Monday, April 23, 2012

French Children Probably Throw Food, Sometimes.



I'm going to go out on a limb here and say that I don't think I know of any parent who wouldn't benefit, even just a little, from reading this book (this book in America). 
It's fascinating from an anthropology point of view (I think that it might even be interesting to the No Babeeez crowd, but I could be wrong) but also hugely inspiring as a parent.  
I've read a lot of reviews, quite a number from people who haven't actually read the book, and they seem to fall into three camps: 'well, this seems very sensible' from people who don't have children and from people who do have children: 'yes, this is how we do it' from people who do have children (colour me sceptical) or (and this is mostly from Americans) 'how dare the French tell us how to raise our kids?'.   
Personally I don't understand the vitriol, but then I'm quite willing to contemplate the idea that I don't have a clue what I'm doing when it comes to parenting and admit that I don't have a plan, I'm just making it up as I go along.
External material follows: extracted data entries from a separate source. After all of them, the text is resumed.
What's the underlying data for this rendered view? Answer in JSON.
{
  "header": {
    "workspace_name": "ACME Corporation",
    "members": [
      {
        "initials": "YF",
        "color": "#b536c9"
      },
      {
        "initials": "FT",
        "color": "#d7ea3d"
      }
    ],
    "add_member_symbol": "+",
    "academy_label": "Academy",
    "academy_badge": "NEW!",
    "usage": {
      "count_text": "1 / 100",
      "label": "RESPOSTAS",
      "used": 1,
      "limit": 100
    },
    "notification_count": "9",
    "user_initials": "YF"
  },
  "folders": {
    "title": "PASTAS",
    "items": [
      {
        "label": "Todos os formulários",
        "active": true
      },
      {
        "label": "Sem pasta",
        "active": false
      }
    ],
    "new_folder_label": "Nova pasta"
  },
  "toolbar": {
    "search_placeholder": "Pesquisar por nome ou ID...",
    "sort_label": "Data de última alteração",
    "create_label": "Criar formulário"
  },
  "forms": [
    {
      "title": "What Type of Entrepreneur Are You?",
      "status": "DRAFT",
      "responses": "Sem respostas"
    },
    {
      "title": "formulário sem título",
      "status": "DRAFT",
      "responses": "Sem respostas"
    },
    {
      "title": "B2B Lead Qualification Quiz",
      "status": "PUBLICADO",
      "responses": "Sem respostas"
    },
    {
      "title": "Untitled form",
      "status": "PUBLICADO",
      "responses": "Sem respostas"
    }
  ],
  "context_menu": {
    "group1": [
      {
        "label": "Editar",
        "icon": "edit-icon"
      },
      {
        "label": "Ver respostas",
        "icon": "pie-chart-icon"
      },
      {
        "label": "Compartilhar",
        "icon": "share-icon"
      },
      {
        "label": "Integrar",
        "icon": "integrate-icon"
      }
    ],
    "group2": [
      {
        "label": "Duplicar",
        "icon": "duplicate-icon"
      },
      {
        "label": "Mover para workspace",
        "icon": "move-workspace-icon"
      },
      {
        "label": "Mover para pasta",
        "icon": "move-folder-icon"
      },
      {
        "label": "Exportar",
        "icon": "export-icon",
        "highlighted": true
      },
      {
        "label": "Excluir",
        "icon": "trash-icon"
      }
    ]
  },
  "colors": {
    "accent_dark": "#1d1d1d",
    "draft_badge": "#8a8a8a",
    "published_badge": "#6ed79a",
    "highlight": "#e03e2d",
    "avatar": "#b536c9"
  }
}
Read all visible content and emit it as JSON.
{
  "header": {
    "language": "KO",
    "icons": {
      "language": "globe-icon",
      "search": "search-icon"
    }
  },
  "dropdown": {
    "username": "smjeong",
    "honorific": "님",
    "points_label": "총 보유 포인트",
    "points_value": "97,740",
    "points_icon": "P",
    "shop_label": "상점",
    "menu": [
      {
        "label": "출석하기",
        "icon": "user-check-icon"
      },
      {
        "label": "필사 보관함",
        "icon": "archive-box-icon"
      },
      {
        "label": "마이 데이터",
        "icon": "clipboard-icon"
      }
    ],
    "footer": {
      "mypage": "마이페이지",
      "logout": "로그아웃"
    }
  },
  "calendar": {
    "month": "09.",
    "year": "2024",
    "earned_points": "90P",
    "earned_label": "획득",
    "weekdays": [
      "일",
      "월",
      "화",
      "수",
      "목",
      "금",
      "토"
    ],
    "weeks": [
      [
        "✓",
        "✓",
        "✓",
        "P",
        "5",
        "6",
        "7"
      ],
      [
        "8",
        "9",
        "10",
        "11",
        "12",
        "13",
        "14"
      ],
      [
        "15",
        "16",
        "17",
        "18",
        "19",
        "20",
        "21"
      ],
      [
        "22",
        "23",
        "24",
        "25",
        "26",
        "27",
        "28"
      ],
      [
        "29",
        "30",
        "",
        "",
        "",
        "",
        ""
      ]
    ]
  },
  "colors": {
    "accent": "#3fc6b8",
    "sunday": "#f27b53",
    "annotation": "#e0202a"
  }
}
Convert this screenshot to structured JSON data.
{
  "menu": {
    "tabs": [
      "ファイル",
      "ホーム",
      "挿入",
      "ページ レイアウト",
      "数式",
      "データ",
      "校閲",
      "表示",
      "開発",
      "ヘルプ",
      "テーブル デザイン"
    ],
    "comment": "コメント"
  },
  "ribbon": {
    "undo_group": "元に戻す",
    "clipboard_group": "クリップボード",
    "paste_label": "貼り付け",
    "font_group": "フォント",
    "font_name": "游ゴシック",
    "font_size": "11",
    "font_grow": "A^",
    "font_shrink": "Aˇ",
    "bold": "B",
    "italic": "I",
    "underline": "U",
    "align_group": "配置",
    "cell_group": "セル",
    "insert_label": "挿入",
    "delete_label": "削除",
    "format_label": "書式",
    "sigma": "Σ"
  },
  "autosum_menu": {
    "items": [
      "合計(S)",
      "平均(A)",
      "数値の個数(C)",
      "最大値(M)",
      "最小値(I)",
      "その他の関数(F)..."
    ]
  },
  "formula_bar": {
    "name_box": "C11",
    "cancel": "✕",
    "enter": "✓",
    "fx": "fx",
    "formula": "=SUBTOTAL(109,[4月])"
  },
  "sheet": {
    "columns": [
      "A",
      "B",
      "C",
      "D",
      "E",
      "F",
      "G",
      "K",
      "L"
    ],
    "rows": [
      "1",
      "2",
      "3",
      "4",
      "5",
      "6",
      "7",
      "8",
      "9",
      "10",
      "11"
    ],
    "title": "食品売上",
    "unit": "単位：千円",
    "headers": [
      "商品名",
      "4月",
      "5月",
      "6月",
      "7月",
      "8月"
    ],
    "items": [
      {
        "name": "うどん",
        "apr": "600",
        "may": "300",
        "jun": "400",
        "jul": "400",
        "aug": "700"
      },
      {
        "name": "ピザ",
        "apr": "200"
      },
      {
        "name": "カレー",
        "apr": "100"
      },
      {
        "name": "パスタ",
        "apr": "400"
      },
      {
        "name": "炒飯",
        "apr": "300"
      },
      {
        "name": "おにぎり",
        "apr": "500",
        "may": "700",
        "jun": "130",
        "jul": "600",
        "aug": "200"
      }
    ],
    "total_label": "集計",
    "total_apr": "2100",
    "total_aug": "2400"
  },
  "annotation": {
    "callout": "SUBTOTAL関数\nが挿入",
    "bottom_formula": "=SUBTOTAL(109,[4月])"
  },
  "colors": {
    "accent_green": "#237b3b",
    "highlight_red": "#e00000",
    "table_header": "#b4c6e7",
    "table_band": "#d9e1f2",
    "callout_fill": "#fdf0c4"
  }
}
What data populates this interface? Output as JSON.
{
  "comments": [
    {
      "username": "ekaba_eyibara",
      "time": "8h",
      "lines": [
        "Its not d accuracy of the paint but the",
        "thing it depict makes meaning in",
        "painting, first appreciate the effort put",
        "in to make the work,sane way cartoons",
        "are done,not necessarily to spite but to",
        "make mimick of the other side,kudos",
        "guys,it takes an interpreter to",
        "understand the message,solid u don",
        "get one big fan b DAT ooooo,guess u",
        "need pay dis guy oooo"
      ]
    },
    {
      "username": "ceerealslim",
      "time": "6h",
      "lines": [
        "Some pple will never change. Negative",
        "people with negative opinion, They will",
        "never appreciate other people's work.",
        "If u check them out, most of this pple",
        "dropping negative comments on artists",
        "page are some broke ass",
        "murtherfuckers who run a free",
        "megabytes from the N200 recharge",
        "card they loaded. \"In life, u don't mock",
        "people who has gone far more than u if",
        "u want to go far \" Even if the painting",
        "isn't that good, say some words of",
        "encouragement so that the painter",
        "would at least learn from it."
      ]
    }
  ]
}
I can understand that people who do have a plan might not like being told that they're wrong.  
But that's the thing, the book doesn't tell you to do anything, it's just one woman's experience of being an American raising her kids in Paris and trying to figure out why her kids and the other English-speaking kids she knows don't behave like French ones. She's not a Francophile, in fact she seems distinctly unsettled by the notion of her daughter 'growing up French', which is why the blanket reaction of 'I'm not reading that book. The French smoke too much and they spank their kids, why should I listen to anything they have to say about parenting?' is a little puzzling, the French aren't telling you to do anything, they're too busy being French to give a damn what anyone else is doing.  (FYI, I've never seen a French kid being smacked and I've never seen a French parent smoking while looking after their kids. I predict we'll be spending a lot of time in French playgrounds in the future and I'm pretty excited about observing and taking notes. No, really.) 
I'm not going to tell you what I learned from it or in what ways it changed how Nye and I parent* I'm just going to ask that you think about reading it. I don't think it's too dramatic to say that I found it a game-changer.  

I would be really interested to hear what you thought of the book if you've read it, what you think about it if you haven't read it and why you think people are so resistant to it.

*Not in this post anyway. Depending on how the comments go I might write a follow up post in the future. and to talk about what I thought in more detail in the comments though.